For those of us “lacking all conviction” (or who can see both sides of an issue), it’s tempting to withhold our vote until we have a strong, defensible argument for picking among A, B, C or D. What if I choose badly? What if the policy/politician I’m endorsing has unintended consequences I can’t foresee? Here’s my question – do you think it is more likely than not that your choice will further your political agenda in a desired direction? Not with a strong degree of certainty, just simply better than 50/50.  If you believe even slightly better than 50/50 that your choice will have a positive impact, you should vote.

I work with numbers and statistics so frequently that I sometimes forget to go back to basics and understand where my intuitions come from. I’ve been thinking about voting as a very error-prone process, but one in which the law of large numbers (or the Wisdom of the Crowd, to use a popular term) can tip the balance decisively.

Here’s a thought experiment. Say we have 1,000,000 voters choosing between two candidates. These million voters lack all conviction, but there is a very slight preference for the policy of candidate A over candidate B. Let’s say that out of 1,000 voters, 501 – just slightly more than 50/50 – favor candidate A. If you run the numbers, in the end we expect 50.1% – or 501,000 voters – to vote for A over B, and A wins.  Now of course, randomness means that we would never have exactly 501,000 to 499,000 in an election, but how “wobbly” would those numbers be?  After all, candidate A wins by a mere 2,000 votes in a population of one million. Here’s the magic: If I wave my statistical wand, I can tell you that in over 97% of elections of this type, candidate A would win¹.

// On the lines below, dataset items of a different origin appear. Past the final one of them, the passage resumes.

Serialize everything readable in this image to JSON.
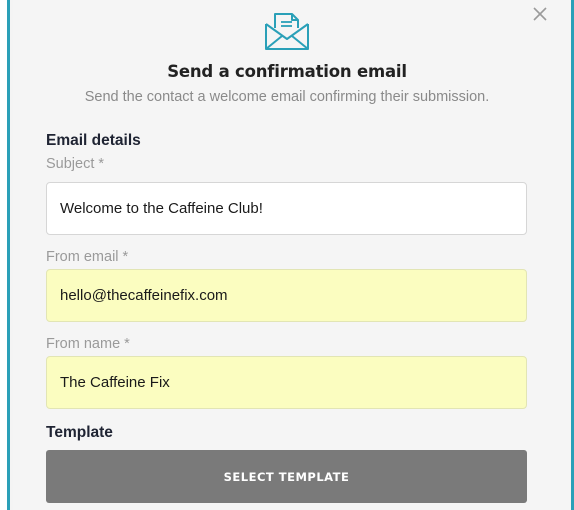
{
  "dialog": {
    "title": "Send a confirmation email",
    "subtitle": "Send the contact a welcome email confirming their submission.",
    "close_icon": "close-icon",
    "header_icon": "envelope-letter-icon"
  },
  "email_details": {
    "heading": "Email details",
    "subject": {
      "label": "Subject *",
      "value": "Welcome to the Caffeine Club!"
    },
    "from_email": {
      "label": "From email *",
      "value": "hello@thecaffeinefix.com"
    },
    "from_name": {
      "label": "From name *",
      "value": "The Caffeine Fix"
    }
  },
  "template": {
    "heading": "Template",
    "button_label": "SELECT TEMPLATE"
  },
  "colors": {
    "accent": "#2aa0b8",
    "autofill_bg": "#fbfdc0",
    "button_bg": "#7a7a7a"
  }
}
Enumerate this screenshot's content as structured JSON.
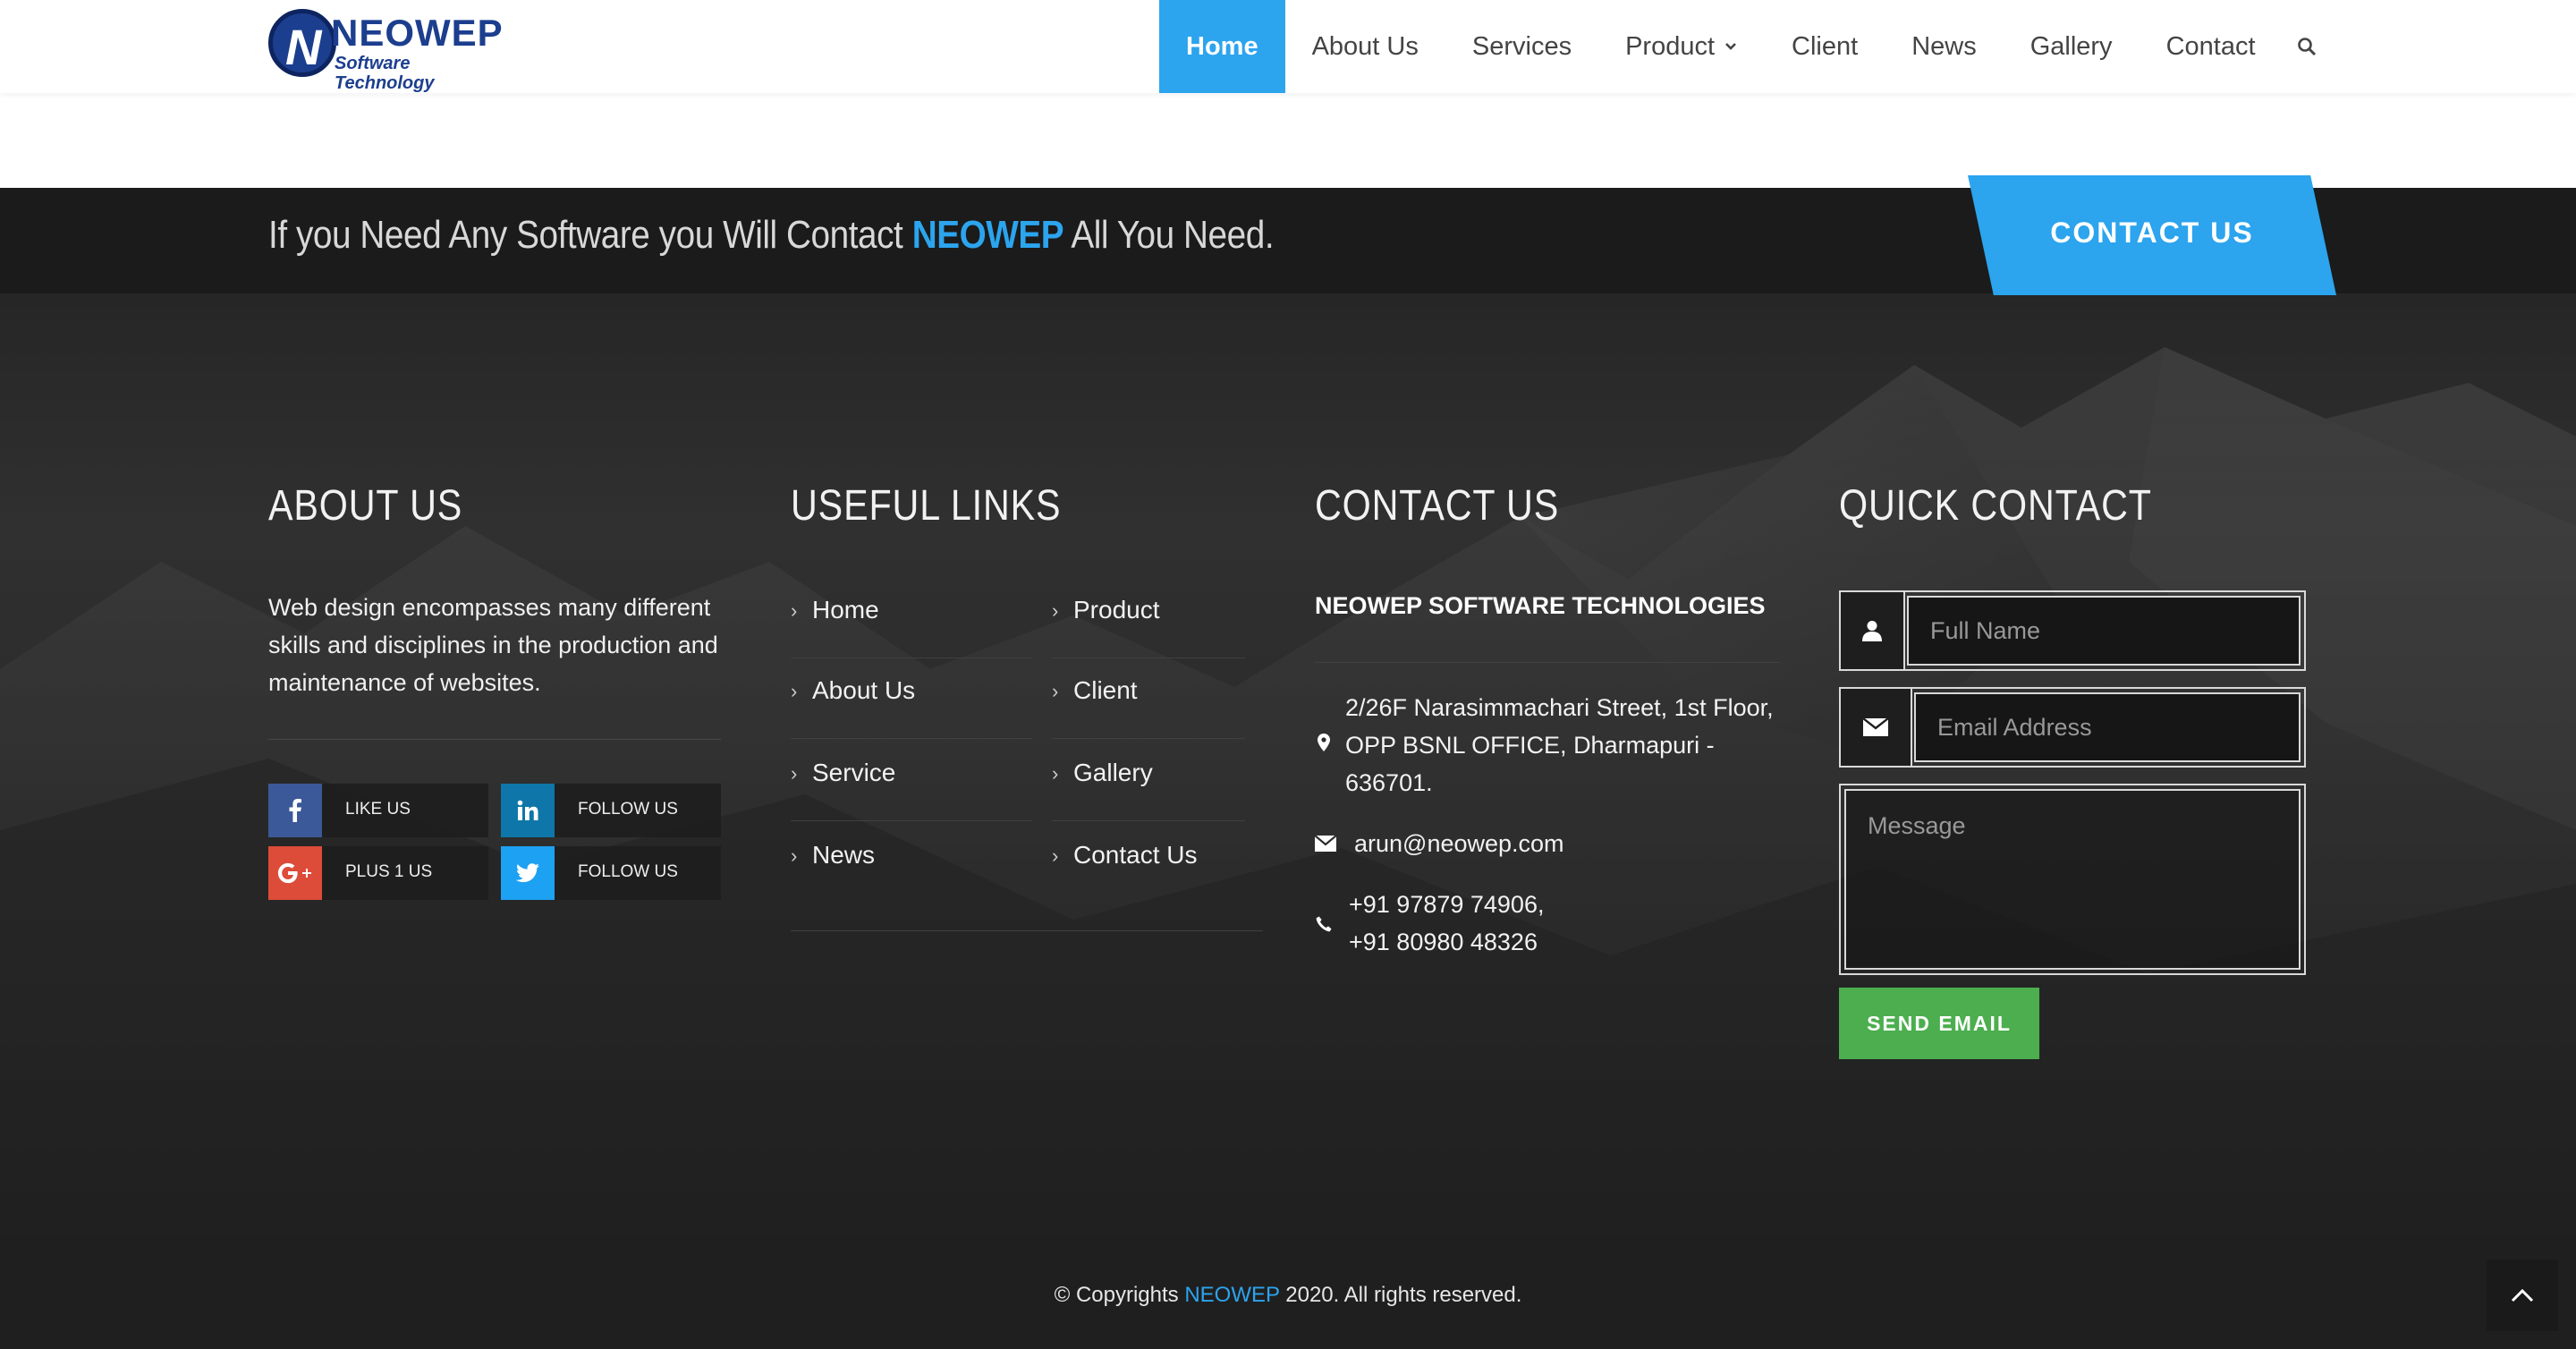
{
  "header": {
    "logo_letter": "N",
    "logo_word": "NEOWEP",
    "logo_sub": "Software Technology",
    "nav": [
      "Home",
      "About Us",
      "Services",
      "Product",
      "Client",
      "News",
      "Gallery",
      "Contact"
    ],
    "active_nav": "Home"
  },
  "cta": {
    "text_before": "If you Need Any Software you Will Contact",
    "brand": "NEOWEP",
    "text_after": "All You Need.",
    "button": "CONTACT US"
  },
  "about": {
    "title": "ABOUT US",
    "text": "Web design encompasses many different skills and disciplines in the production and maintenance of websites.",
    "social": [
      {
        "icon": "facebook-icon",
        "glyph": "f",
        "label": "LIKE US",
        "color": "#3b5998"
      },
      {
        "icon": "linkedin-icon",
        "glyph": "in",
        "label": "FOLLOW US",
        "color": "#0e76a8"
      },
      {
        "icon": "google-plus-icon",
        "glyph": "G+",
        "label": "PLUS 1 US",
        "color": "#dd4b39"
      },
      {
        "icon": "twitter-icon",
        "glyph": "t",
        "label": "FOLLOW US",
        "color": "#1da1f2"
      }
    ]
  },
  "links": {
    "title": "USEFUL LINKS",
    "col1": [
      "Home",
      "About Us",
      "Service",
      "News"
    ],
    "col2": [
      "Product",
      "Client",
      "Gallery",
      "Contact Us"
    ]
  },
  "contact": {
    "title": "CONTACT US",
    "company": "NEOWEP SOFTWARE TECHNOLOGIES",
    "address_lines": [
      "2/26F Narasimmachari Street, 1st Floor,",
      "OPP BSNL OFFICE, Dharmapuri -",
      "636701."
    ],
    "email": "arun@neowep.com",
    "phones": [
      "+91 97879 74906,",
      "+91 80980 48326"
    ]
  },
  "quick": {
    "title": "QUICK CONTACT",
    "name_placeholder": "Full Name",
    "email_placeholder": "Email Address",
    "message_placeholder": "Message",
    "send": "SEND EMAIL"
  },
  "footer": {
    "copy_before": "© Copyrights",
    "brand": "NEOWEP",
    "copy_after": "2020. All rights reserved."
  },
  "colors": {
    "accent": "#2ca4ee",
    "send": "#4cae4f",
    "dark": "#1b1b1b"
  }
}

Let’s think about this. One interpretation is that if half the population was just a smidgeon more convinced that candidate A was preferable, candidate A would win almost every time. Another interpretation is that it only takes one in 1,000 committed voters in a sea of uncertainty to swing an election. I invite you to contribute your own interpretation (and critique) in the comments.

Obviously the real world is not as simple as this mathematical model – we have passionate factions on multiple sides of an election, the perceived costs/benefits of a good choice can vary, etc. But, having worked through the numbers, I’m struck at how little it takes to reliably tip the balance of an election in a particular direction.

Sometimes – often – the majority is wrong; our history is one of prolonged oppression of minority groups, until either a court intervenes or public opinion dramatically shifts. Still, all else being equal, I would prefer to have thoughtful citizens weighing in on an issue – even under extreme uncertainty – than any of the alternatives.

¹ Technical footnote: The standard error of the sum of 1,000,000 coin tosses with a 50/50 probability is sqrt(1,000,000*.5*.5) = 500. A final result of 501,000 votes is two standard errors above a tie. Using a Normal approximation, we find that a bell curve centered at 501,000 with standard deviation of 500 has 97.5% of its area above the 500,000 (50/50) mark. That is, 97.5% of elections under this scenario should come out in favor of candidate A.